Reidun Norvoll, YouCount coordinator, OsloMet & Sumaya Ali Isse
Facilitator: Sara Berge Lorenzen, OsloMet
Common Signs Living Lab at Szeged, Hungary
Barbara Mihók is co-organising the Common Signs Living Lab in Szeged, Hungary. The case study builds a local network of stakeholders through the Living Lab to further assist the hard-of-hearing research group members.
Co-researchers, students and cultural workers of the research group are working toward meaningful institutional changes locally and within the online setting of YouCount project.
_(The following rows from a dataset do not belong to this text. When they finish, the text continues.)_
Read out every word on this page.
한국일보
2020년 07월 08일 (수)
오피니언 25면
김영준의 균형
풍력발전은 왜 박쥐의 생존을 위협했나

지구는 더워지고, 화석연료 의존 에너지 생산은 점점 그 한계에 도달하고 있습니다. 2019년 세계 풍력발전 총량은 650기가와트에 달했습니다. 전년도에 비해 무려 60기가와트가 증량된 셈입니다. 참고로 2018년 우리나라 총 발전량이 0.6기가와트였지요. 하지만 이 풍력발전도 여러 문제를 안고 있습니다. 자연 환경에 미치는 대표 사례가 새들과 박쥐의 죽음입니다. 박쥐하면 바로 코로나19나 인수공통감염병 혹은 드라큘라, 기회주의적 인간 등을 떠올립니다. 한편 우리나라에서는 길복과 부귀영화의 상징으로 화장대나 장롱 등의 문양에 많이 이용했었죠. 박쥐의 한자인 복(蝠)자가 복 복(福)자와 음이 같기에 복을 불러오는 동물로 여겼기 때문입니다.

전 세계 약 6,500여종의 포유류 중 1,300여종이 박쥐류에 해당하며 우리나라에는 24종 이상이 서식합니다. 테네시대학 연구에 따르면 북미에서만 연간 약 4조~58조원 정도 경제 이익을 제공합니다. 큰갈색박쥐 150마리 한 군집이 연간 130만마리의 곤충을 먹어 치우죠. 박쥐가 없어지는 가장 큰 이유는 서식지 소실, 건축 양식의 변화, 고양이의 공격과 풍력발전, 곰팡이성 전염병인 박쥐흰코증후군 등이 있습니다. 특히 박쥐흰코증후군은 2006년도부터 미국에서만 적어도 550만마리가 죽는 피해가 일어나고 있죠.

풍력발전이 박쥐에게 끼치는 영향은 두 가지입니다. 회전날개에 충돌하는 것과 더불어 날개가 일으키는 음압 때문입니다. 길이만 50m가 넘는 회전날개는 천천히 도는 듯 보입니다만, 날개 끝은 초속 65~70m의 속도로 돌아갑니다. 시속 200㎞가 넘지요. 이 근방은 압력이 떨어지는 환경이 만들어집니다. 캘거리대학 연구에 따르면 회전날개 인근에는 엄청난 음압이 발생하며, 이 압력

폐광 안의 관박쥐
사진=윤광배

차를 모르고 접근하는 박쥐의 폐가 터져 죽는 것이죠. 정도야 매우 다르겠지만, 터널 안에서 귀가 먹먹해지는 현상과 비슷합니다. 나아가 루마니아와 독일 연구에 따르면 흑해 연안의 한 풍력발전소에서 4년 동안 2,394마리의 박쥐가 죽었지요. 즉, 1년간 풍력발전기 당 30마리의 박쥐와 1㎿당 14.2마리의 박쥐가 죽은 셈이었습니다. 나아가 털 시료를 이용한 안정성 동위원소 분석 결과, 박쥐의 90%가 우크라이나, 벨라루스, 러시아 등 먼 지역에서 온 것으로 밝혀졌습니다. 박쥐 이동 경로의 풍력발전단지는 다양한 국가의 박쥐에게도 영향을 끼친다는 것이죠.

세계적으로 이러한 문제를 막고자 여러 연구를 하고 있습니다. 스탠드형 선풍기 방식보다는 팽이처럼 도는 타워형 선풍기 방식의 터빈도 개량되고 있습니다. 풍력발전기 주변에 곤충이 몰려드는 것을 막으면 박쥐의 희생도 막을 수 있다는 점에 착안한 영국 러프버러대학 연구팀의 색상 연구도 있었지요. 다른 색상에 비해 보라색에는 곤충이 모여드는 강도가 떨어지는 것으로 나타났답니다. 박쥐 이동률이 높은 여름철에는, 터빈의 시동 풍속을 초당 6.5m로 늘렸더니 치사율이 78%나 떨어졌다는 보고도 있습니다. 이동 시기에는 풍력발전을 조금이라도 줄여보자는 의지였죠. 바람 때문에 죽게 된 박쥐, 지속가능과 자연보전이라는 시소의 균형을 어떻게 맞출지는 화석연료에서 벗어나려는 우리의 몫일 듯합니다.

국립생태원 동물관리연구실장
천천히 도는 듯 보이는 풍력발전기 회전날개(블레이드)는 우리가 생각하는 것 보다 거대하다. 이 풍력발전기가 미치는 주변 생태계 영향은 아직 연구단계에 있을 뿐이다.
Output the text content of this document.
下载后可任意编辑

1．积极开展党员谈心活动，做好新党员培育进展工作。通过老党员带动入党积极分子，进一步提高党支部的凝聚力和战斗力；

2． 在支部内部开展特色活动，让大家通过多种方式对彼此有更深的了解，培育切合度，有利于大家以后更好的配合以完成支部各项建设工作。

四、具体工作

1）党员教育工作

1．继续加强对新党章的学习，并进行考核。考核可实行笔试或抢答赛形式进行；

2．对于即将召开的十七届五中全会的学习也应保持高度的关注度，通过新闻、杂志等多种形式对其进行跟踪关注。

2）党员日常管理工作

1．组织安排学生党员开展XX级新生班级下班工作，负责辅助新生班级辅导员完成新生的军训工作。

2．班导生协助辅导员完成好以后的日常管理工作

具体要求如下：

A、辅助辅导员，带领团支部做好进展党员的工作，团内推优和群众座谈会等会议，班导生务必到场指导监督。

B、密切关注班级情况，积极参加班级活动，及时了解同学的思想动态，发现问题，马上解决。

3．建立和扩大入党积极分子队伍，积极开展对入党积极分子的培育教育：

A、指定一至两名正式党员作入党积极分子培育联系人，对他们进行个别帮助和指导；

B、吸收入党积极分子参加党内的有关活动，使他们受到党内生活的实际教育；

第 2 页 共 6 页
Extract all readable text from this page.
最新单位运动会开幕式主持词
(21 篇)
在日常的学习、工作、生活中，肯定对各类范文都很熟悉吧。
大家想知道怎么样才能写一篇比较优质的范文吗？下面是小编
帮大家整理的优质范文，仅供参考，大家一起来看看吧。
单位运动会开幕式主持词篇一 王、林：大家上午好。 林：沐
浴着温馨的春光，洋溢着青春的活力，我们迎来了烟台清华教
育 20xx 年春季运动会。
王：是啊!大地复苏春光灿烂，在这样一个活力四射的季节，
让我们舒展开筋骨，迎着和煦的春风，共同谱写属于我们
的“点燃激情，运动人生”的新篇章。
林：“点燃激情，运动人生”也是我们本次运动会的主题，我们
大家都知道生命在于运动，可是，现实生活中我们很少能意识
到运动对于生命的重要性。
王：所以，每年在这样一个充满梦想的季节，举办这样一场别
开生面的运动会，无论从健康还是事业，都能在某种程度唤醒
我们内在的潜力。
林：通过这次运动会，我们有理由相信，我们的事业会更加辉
Implementing the transcript function on Zoom is one step closer to preparing a sensitive digital and research infrastructure for hard-of-hearing youth and co-researchers.
The webinar organisers and YouCount researchers have gradually been adopting the needs of all participants. Live transcriptions of online discussion have undoubtedly prepared the base of a genuinely inclusive and safe digital infrastructure. This way, the YouCount project, beyond encouraging local-level changes, also aim to adapt to various needs and diversify its communication channels as the first step toward an expanded inclusive conversation and research process.
At the beginning of her presentations, Barbara demonstrated in a couple of minutes to the participant how it is not to be able to hear a monologue. She kept unmuting herself on Zoom and talking and articulating without giving any hint about the purpose of her performance. Later on, the participants, including me, realised that her unexpected intervention put us in a situation slightly similar to her hard-of-hearing co-researchers. Confusions and misunderstandings emerge for hard-of-hearing youth when one does not apply the appropriate and inclusive communicational method. Meaningful inclusion, in this case, can be interpreted as a “safe place” function, which provides the experience of being truly seen and heard for vulnerable groups.